Lo stupore davanti alle guerrigliere curde, inoltre, è figlio del pregiudizio eurocentrico secondo cui nei paesi di religione islamica le donne sarebbe duramente discriminate e non tiene conto del fatto che nella cultura curda le donne soldato non sono certo una novità (vedi): anzi, la loro presenza sarebbe stata testimoniata già nel XII secolo, ai tempi del sultano Saladino. Oggi, le donne costituiscono una percentuale molto alta tanto delle milizie del Pkk (l’Hpg) tanto di quelle del Pyd (le Ypg): la liberazione delle donne, infatti, è sempre stata uno dei cardini nell’impostazione marxista-leninista dei due partiti. Come ha detto Bese Hozat, la co-presidente del Consiglio Esecutivo della Kck, l’Unione comunista curda (il braccio politico del Pkk), in una recente intervista, infatti, il Pkk
ha messo le donne al centro della liberazione sociale, e la lotta delle donne al centro della lotta nazionale. […] Migliaia di donne […] sono partite per le montagne e hanno formato un esercito, hanno combattuto coraggiosamente contro il sistema di sfruttamento e distrutto la mentalità che afferma che la guerra è una cosa da uomini. La lotta di liberazione delle donne curde che stanno in montagna non è solo contro l’esercito turco, ma è anche contro la mentalità maschilista dominante e il sistema crudele di sfruttamento che ha creato. […] Questa guerra ha portato a un grande cambiamento sociale e di trasformazione, ha distrutto la mentalità comune contro le donne, ha cambiato i costumi e la cultura di genere, e ha permesso alle donne curde di diventare soggetti in tutti i settori della vita, di assumere un ruolo attivo nella vita sociale e politica, e di guidare sommosse civili e forme di resistenza pubblica. […] Il movimento del Pkk non si è mai dato come una lotta etnica. Quelli che affermano che il PKK lo ha fatto sono i nemici del partito e del popolo.

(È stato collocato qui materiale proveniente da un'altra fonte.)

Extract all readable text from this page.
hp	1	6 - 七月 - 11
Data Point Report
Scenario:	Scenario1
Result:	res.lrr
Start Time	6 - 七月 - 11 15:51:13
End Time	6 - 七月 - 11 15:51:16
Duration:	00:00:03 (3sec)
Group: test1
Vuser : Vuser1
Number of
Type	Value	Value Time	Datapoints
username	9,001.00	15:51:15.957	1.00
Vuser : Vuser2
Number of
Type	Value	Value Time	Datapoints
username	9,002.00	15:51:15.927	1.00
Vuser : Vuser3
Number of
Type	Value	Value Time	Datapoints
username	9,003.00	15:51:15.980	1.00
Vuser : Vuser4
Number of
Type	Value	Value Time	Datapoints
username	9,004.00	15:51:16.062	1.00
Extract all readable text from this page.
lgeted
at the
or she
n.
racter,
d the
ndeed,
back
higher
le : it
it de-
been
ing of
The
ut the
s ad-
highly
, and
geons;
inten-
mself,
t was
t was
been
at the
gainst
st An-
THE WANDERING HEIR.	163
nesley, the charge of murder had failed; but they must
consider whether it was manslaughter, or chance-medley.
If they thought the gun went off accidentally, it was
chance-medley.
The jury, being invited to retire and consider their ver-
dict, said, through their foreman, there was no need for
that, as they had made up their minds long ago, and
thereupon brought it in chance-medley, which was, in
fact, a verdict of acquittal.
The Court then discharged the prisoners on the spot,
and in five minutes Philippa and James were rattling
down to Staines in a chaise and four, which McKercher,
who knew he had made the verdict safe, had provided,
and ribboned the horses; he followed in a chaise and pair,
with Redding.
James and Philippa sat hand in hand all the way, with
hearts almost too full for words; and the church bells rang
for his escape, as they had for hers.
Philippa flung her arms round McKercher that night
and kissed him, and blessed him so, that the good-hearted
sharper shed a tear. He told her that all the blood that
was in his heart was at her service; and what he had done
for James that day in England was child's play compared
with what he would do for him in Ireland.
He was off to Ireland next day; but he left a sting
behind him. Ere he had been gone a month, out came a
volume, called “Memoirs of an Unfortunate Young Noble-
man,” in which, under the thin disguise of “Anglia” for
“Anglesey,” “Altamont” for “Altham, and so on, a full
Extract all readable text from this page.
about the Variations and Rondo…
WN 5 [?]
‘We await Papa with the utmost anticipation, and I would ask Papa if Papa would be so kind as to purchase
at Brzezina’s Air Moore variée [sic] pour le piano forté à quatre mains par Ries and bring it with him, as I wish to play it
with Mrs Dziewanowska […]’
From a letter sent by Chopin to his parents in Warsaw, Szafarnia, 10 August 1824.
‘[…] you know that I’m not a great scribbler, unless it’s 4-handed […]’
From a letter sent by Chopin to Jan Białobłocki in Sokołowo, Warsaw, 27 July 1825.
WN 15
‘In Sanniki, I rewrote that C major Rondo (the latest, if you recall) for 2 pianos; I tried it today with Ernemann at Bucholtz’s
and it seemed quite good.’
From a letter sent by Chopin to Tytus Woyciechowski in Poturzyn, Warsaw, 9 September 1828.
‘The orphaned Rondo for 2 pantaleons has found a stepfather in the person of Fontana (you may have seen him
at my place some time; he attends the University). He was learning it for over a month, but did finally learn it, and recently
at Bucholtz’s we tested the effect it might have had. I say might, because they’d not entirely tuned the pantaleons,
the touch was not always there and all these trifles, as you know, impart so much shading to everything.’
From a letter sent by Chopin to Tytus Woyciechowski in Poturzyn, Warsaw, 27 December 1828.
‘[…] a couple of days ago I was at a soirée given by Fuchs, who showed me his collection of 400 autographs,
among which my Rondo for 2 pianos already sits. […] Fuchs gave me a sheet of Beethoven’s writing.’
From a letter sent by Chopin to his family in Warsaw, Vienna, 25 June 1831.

L’ideologia del PKK sostiene la libertà e l’uguaglianza. Il PKK è un movimento socialista democratico contro il nazionalismo, il sessismo e l’integralismo religioso, che sono tutte ideologie che conducono al fascismo, al nazionalismo e al militarismo.
Quello che i compagni e le compagne del Pkk e del Pyd hanno capito benissimo è che non ci può essere rivoluzione senza liberazione della donna e non ci può essere liberazione della donna senza rivoluzione: ogni altra interpretazione che lega la resistenza contro l’I.S. a un vago «emancipazionismo» femminile aconflittuale, invece, non è altro che un colpo ad ogni prospettiva di cambiamento radicale dei rapporti economici e sociali nella società. Le guerrigliere curde non sono una versione orientale delle suffragette britanniche di inizio secolo, ma sono militanti politiche che hanno inserito la liberazione femminile all’interno di un percorso rivoluzionario in cui essa è solo una parte.
Se tutto questo è vero, compito dei compagni e delle compagne è quello di demistificare la presentazione borghese delle combattenti curde e di far riemergere, invece, il contenuto politico delle loro scelte: un contenuto rivoluzionario incompatibile tanto con il capitalismo teocratico e fondamentalista dell’I.S. quanto con le copertine patinate su cui il capitalismo occidentale le vorrebbe relegare.